- Television release poster
- Genre: Crime Drama Romance
- Based on: Roemer: Man Against the Mob by William F. Roemer Jr.
- Written by: Martyn Burke
- Directed by: John N. Smith
- Starring: John Turturro Mary-Louise Parker Elias Koteas Maury Chaykin Louis Del Grande Deborah Duchêne Larissa Laskin
- Composer: Sidney James
- Country of origin: United States
- Original language: English

Production
- Executive producer: Gale Anne Hurd
- Producer: David Coatsworth
- Production location: Toronto, Ontario, Canada
- Cinematography: Pierre Letarte
- Editor: Ralph Brunjes
- Running time: 111 minutes
- Production companies: HBO Pictures Pacific Western

Original release
- Network: HBO
- Release: November 25, 1995

= Sugartime (film) =

1995 American television film

Sugartime is a 1995 American crime HBO television film directed by John N. Smith and written by Martyn Burke. It is based on the 1991 book Roemer: Man Against the Mob by William F. Roemer Jr. The film focuses on the true story of the affair between singer Phyllis McGuire of The McGuire Sisters, and Mafia boss Sam Giancana, famous for his alleged connections to John F. Kennedy and Frank Sinatra. It stars John Turturro, Mary-Louise Parker, Elias Koteas, Maury Chaykin, Louis Del Grande, Deborah Duchêne and Larissa Laskin. The film premiered on HBO on November 25, 1995.

==Plot==
In the late 1950s, Chicago Outfit boss Sam Giancana becomes infatuated with singer Phyllis McGuire of The McGuire Sisters after seeing her perform in Las Vegas. Although Phyllis is initially wary of Giancana's reputation, the two begin a passionate and highly publicized affair. Giancana aggressively courts her, boasting about the extravagant lengths he has gone to create romantic settings and demanding, "Look at me when I'm talking at you," reflecting his controlling personality.

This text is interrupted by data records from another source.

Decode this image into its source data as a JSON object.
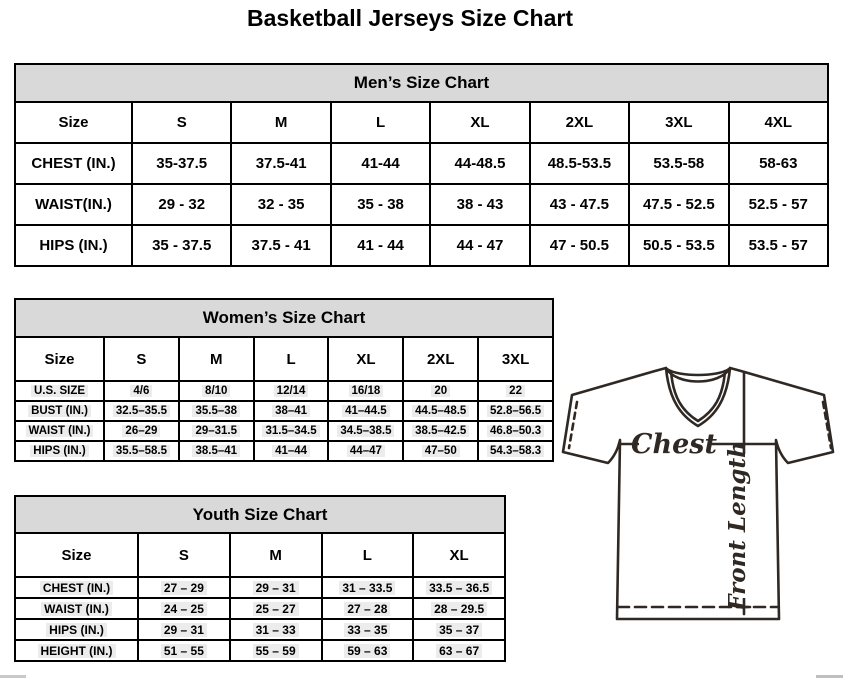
{
  "page_title": "Basketball Jerseys Size Chart",
  "colors": {
    "table_header_bg": "#d9d9d9",
    "table_border": "#000000",
    "diagram_line": "#2f2823",
    "highlight_bg": "#ececec"
  },
  "tables": [
    {
      "id": "mens",
      "title": "Men’s Size Chart",
      "columns": [
        "Size",
        "S",
        "M",
        "L",
        "XL",
        "2XL",
        "3XL",
        "4XL"
      ],
      "rows": [
        {
          "label": "CHEST (IN.)",
          "values": [
            "35-37.5",
            "37.5-41",
            "41-44",
            "44-48.5",
            "48.5-53.5",
            "53.5-58",
            "58-63"
          ]
        },
        {
          "label": "WAIST(IN.)",
          "values": [
            "29 - 32",
            "32 - 35",
            "35 - 38",
            "38 - 43",
            "43 - 47.5",
            "47.5 - 52.5",
            "52.5 - 57"
          ]
        },
        {
          "label": "HIPS (IN.)",
          "values": [
            "35 - 37.5",
            "37.5 - 41",
            "41 - 44",
            "44 - 47",
            "47 - 50.5",
            "50.5 - 53.5",
            "53.5 - 57"
          ]
        }
      ]
    },
    {
      "id": "womens",
      "title": "Women’s Size Chart",
      "columns": [
        "Size",
        "S",
        "M",
        "L",
        "XL",
        "2XL",
        "3XL"
      ],
      "rows": [
        {
          "label": "U.S. SIZE",
          "values": [
            "4/6",
            "8/10",
            "12/14",
            "16/18",
            "20",
            "22"
          ]
        },
        {
          "label": "BUST (IN.)",
          "values": [
            "32.5–35.5",
            "35.5–38",
            "38–41",
            "41–44.5",
            "44.5–48.5",
            "52.8–56.5"
          ]
        },
        {
          "label": "WAIST (IN.)",
          "values": [
            "26–29",
            "29–31.5",
            "31.5–34.5",
            "34.5–38.5",
            "38.5–42.5",
            "46.8–50.3"
          ]
        },
        {
          "label": "HIPS (IN.)",
          "values": [
            "35.5–58.5",
            "38.5–41",
            "41–44",
            "44–47",
            "47–50",
            "54.3–58.3"
          ]
        }
      ]
    },
    {
      "id": "youth",
      "title": "Youth Size Chart",
      "columns": [
        "Size",
        "S",
        "M",
        "L",
        "XL"
      ],
      "rows": [
        {
          "label": "CHEST (IN.)",
          "values": [
            "27 – 29",
            "29 – 31",
            "31 – 33.5",
            "33.5 – 36.5"
          ]
        },
        {
          "label": "WAIST (IN.)",
          "values": [
            "24 – 25",
            "25 – 27",
            "27 – 28",
            "28 – 29.5"
          ]
        },
        {
          "label": "HIPS (IN.)",
          "values": [
            "29 – 31",
            "31 – 33",
            "33 – 35",
            "35 – 37"
          ]
        },
        {
          "label": "HEIGHT (IN.)",
          "values": [
            "51 – 55",
            "55 – 59",
            "59 – 63",
            "63 – 67"
          ]
        }
      ]
    }
  ],
  "diagram": {
    "chest_label": "Chest",
    "front_length_label": "Front Length"
  }
}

Their relationship is marked by constant tension between Giancana's possessiveness and Phyllis's determination to remain independent. During one of their early encounters, Giancana dismissively tells her to "stick to singing," but Phyllis refuses to be intimidated, insisting she will "stick to whatever I feel like." Their verbal sparring continues as they exchange sarcastic remarks, with Phyllis challenging his arrogance and Giancana responding with amused confidence before acknowledging that perhaps neither of them is who the other believes.

As their romance intensifies, Giancana's influence extends into politics, organized crime, and the entertainment industry. He becomes involved in clandestine discussions concerning Cuba, casino interests in Havana, and federal surveillance, even demanding that the FBI redirect its wiretapping efforts toward television personality Dan Rowan instead of his own organization.

The federal government's campaign against organized crime eventually catches up with Giancana. Called before Robert F. Kennedy's Senate investigations, he repeatedly invokes his constitutional rights, declining to answer questions about his status within the Mafia and allegations that rivals are murdered on his orders. His public silence contrasts sharply with his private confidence and growing frustration over increasing government scrutiny.

The relentless investigations, combined with pressure from law enforcement and rival criminal interests, strain Giancana's relationship with Phyllis. As his criminal empire begins to unravel, their affair becomes increasingly difficult to sustain. The film concludes by depicting the personal and emotional costs of Giancana's lifestyle, while emphasizing that his romance with Phyllis McGuire remained one of the most famous and controversial relationships linking organized crime and American popular culture.